В марте девяносто пятого произошло то, что в любой другой стране было бы новостью года, а в этой уложилось в три газетных дня. У подъезда своего дома, возвращаясь с работы, был застрелен один человек, — не бизнесмен, не банкир, не депутат, а ведущий программы на Первом канале, — и в этом убийстве была такая отчётливая, почти лабораторная образцовость, какую редко встретишь в жизни и часто — в учебниках по политэкономии. Убили не за деньги, которые у него, безусловно, были. Убили не из ревности, — хотя ревновать было за что. Убили за то, что он встал поперёк больших потоков, и потоки решили вопрос тем единственным способом, каким вопросы в ту эпоху и решались: быстро, коротко, в подъезде, в девять вечера, на глазах у жены. После той весны всякий, кто жил в шоу-бизнесе, получил ясный и недвусмысленный сигнал: правила, которые раньше казались правилами игры, оказались правилами войны, и единственное отличие состояло в том, что на войне объявляют, а в этой игре — нет.

А попса продолжала петь. Пела громче, шумнее, ярче, — потому что громко поющему, во-первых, веселее, а во-вторых, его труднее расслышать, — а в те годы многое приходилось не слышать, чтобы выжить.

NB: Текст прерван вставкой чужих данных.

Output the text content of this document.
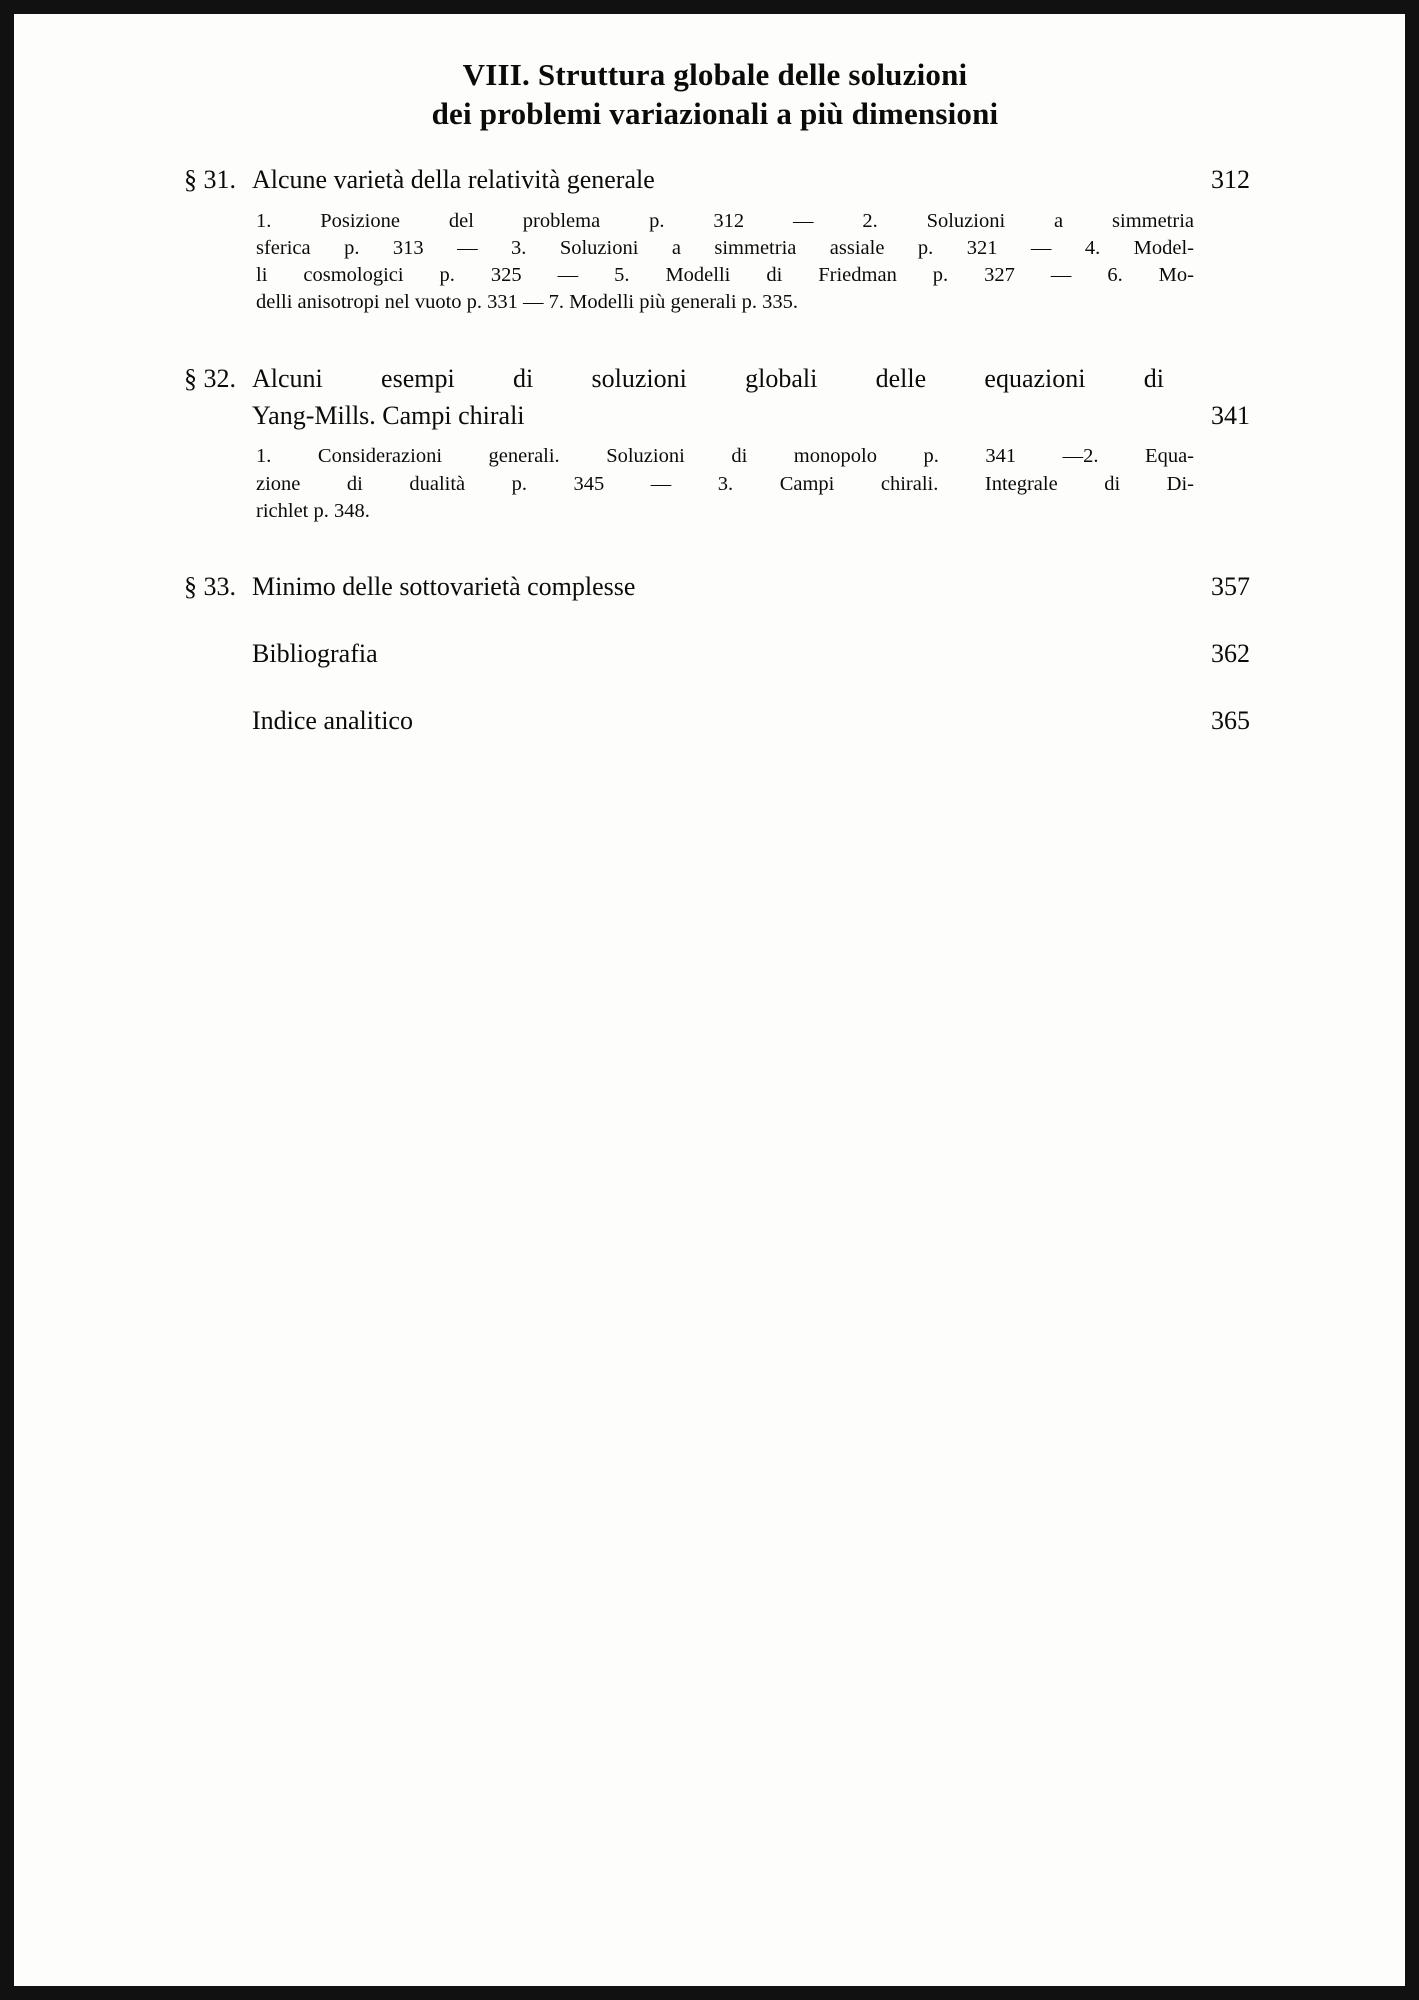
VIII. Struttura globale delle soluzioni
dei problemi variazionali a più dimensioni
§ 31. Alcune varietà della relatività generale	312
1. Posizione del problema p. 312 — 2. Soluzioni a simmetria
sferica p. 313 — 3. Soluzioni a simmetria assiale p. 321 — 4. Model-
li cosmologici p. 325 — 5. Modelli di Friedman p. 327 — 6. Mo-
delli anisotropi nel vuoto p. 331 — 7. Modelli più generali p. 335.
§ 32. Alcuni esempi di soluzioni globali delle equazioni di
Yang-Mills. Campi chirali	341
1. Considerazioni generali. Soluzioni di monopolo p. 341 —2. Equa-
zione di dualità p. 345 — 3. Campi chirali. Integrale di Di-
richlet p. 348.
§ 33. Minimo delle sottovarietà complesse	357
Bibliografia	362
Indice analitico	365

К весне девяносто шестого страна подошла в странном состоянии — как подходит к первой седой пряди сорокалетняя красавица: вроде бы всё ещё при мне, а всё уже не то. Президент, который эту страну три года подряд спасал от того, от чего она его первая же и просила спасать, сам держался на рейтинге в три процента, — остальные девяносто семь в разных долях принадлежали нескольким соперникам, каждый из которых по-своему обещал вернуть то, что уже невозможно было вернуть. Но президента было решено спасти, — и спасти за счёт тех, у кого к тому моменту были деньги, телевизор и желание сохранить за собой и то, и другое. Сверху на страну посыпались плакаты с одним коротким лозунгом, который рифмовался с «потеряешь», и под этот лозунг, — как в своё время под «Интернационал», — мобилизовался весь тот мир, о котором мы и собираемся рассказать: продюсеры, артисты, журналисты, диджеи, директора концертных залов, хозяева ночных клубов, — все они вдруг оказались частью одного большого гастрольного тура, смысла которого никто вслух не произносил, потому что смысл был очевиден всем: проигравший теряет не выборы — проигравший теряет свой бизнес, свой эфир, своего зрителя и своё место на той самой сцене, ради которой всё это и затевалось.